Iconic supermodel Beverly Johnson, who made history in 1974 as the first Black model to grace the cover of Vogue, has recently opened up about her struggles with cocaine addiction and extreme dieting during the height of her modeling career in the 1970s.
Years of Starvation and Drug Abuse Take Their Toll
In interviews and her new one-woman show “Beverly Johnson in Vogue,” the 71-year-old candidly discusses how she would use cocaine to suppress her appetite and stay thin, at times surviving on just two eggs per week in addition to a daily bowl of rice and regular cocaine use (Daily Mail). This extreme starvation diet and drug use led to a dangerous addiction that took Johnson years to overcome.
“I got hooked on drugs after living on a diet of cocaine and two eggs a week,” Johnson told Page Six. “It was the ’70s, and drugs were just part of the culture of the fashion industry. Everybody was doing cocaine to stay thin.”
According to Johnson, she was encouraged by her agents and other insiders to use cocaine and starve herself to maintain the extremely slender frame considered ideal for models during that era. “My agents told me to do whatever it takes to stay chiseled to the bone,” she told The Wonderwall. This led to a dangerous downward spiral of addiction and health issues that took her years to recover from.

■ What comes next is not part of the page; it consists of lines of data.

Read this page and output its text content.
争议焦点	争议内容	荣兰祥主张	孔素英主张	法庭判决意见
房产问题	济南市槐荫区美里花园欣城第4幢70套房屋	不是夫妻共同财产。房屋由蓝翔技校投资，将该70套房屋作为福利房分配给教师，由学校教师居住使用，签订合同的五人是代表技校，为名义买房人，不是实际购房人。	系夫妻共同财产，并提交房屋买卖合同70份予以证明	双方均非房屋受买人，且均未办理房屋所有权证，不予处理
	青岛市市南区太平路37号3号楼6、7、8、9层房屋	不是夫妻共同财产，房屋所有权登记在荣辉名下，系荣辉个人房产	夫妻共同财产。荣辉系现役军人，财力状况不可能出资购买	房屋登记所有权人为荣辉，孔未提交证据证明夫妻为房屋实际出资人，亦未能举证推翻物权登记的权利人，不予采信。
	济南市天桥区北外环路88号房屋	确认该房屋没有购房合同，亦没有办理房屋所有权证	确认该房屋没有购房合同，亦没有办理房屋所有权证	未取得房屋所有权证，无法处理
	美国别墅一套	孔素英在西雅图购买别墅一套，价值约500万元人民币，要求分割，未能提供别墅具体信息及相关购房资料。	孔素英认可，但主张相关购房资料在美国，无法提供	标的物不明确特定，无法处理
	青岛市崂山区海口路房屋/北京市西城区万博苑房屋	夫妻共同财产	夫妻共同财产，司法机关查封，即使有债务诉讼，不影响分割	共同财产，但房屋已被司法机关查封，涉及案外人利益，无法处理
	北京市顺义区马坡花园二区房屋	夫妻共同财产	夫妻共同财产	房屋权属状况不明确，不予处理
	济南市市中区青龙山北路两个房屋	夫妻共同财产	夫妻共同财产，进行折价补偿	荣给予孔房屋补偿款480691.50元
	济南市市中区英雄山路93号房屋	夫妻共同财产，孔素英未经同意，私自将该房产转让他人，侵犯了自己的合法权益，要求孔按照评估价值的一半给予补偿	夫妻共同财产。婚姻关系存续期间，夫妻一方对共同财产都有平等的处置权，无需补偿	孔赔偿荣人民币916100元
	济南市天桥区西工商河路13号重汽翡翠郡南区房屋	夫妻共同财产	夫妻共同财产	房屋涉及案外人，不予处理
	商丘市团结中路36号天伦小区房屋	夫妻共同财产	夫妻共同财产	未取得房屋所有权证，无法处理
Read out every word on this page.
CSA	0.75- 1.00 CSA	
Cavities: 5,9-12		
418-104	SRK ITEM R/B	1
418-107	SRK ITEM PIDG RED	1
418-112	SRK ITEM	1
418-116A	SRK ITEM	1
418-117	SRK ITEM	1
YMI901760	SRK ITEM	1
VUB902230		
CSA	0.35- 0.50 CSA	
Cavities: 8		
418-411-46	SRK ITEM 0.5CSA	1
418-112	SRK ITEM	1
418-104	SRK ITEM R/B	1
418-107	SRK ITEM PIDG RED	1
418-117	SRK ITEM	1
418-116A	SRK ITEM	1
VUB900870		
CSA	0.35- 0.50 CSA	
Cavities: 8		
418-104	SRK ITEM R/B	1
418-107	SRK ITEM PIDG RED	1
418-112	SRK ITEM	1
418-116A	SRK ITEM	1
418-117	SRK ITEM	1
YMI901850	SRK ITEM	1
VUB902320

Negative Health Impacts Prompt Eventual Change
In her one-woman show, Johnson details how her cocaine use resulted in paranoia, depression, fainting spells, and toxicity in her liver. “I would hear noises outside my door and was convinced people were after me to kill me,” she told The New York Sun. “I barely slept … I look back now and can’t believe what I put myself through and how I managed to survive it.”
|Becomes first Black model on cover of Vogue
|Develops cocaine addiction and engages in extreme dieting
|Begins recovery process and focuses on health
|“Beverly Johnson in Vogue” show debuts off-Broadway
The physical and emotional toll eventually prompted Johnson to begin her recovery process in the early 1980s. “I knew I had to turn my life around. With therapy, a 12-step program, and the support of family and friends, I beat my addiction,” she told Essence magazine.
Pioneering Model Brings Story to the Stage
After decades out of the spotlight, Johnson has returned with her revealing one-woman show “Beverly Johnson in Vogue,” which opened off-Broadway in late 2023. The show chronicles her groundbreaking career, while also providing an unflinching look at the ugliness that existed behind the glamorous facade. It was recently extended for an additional week at 59E59 Theaters due to strong audience demand.
“I feel it’s important for people to know the truth about what went on during my modeling days. As a young Black girl breaking barriers, nobody prepared me for the dark side of the industry,” Johnson told CBS News. “By opening up about my struggles, I hope I can inspire other women dealing with similar pressures.”
Legacy as Barrier-Breaking Model Endures
Despite the difficulties she faced, Johnson leaves behind a groundbreaking legacy as the first-ever African American model to appear on the cover of Vogue in 1974. Her appearance marked a pivotal turning point for diversity and inclusion in fashion.
When asked about being a trailblazer by CBS Mornings, the age-defying beauty said: “It’s wonderful when I travel across the country and women come up to me — especially Black women — and they thank me for kicking that door open. I opened the door so wide for everybody else.”
Decades later, Johnson’s historic Vogue cover is considered one of the most iconic images in fashion history. The pioneering model paved the way for women of color and forced the industry to become more inclusive. Though her story has its share of darkness, her resilience and refusal to be defeated ultimately shine through.
At 71, Johnson remains an inspiration to women everywhere – a beautiful reminder that strength comes through overcoming life’s inevitable challenges. Her willingness to open up about past difficulties shows her commitment to empowering other women facing similar struggles. Though the ugliness existed, the beauty of what she achieved remains.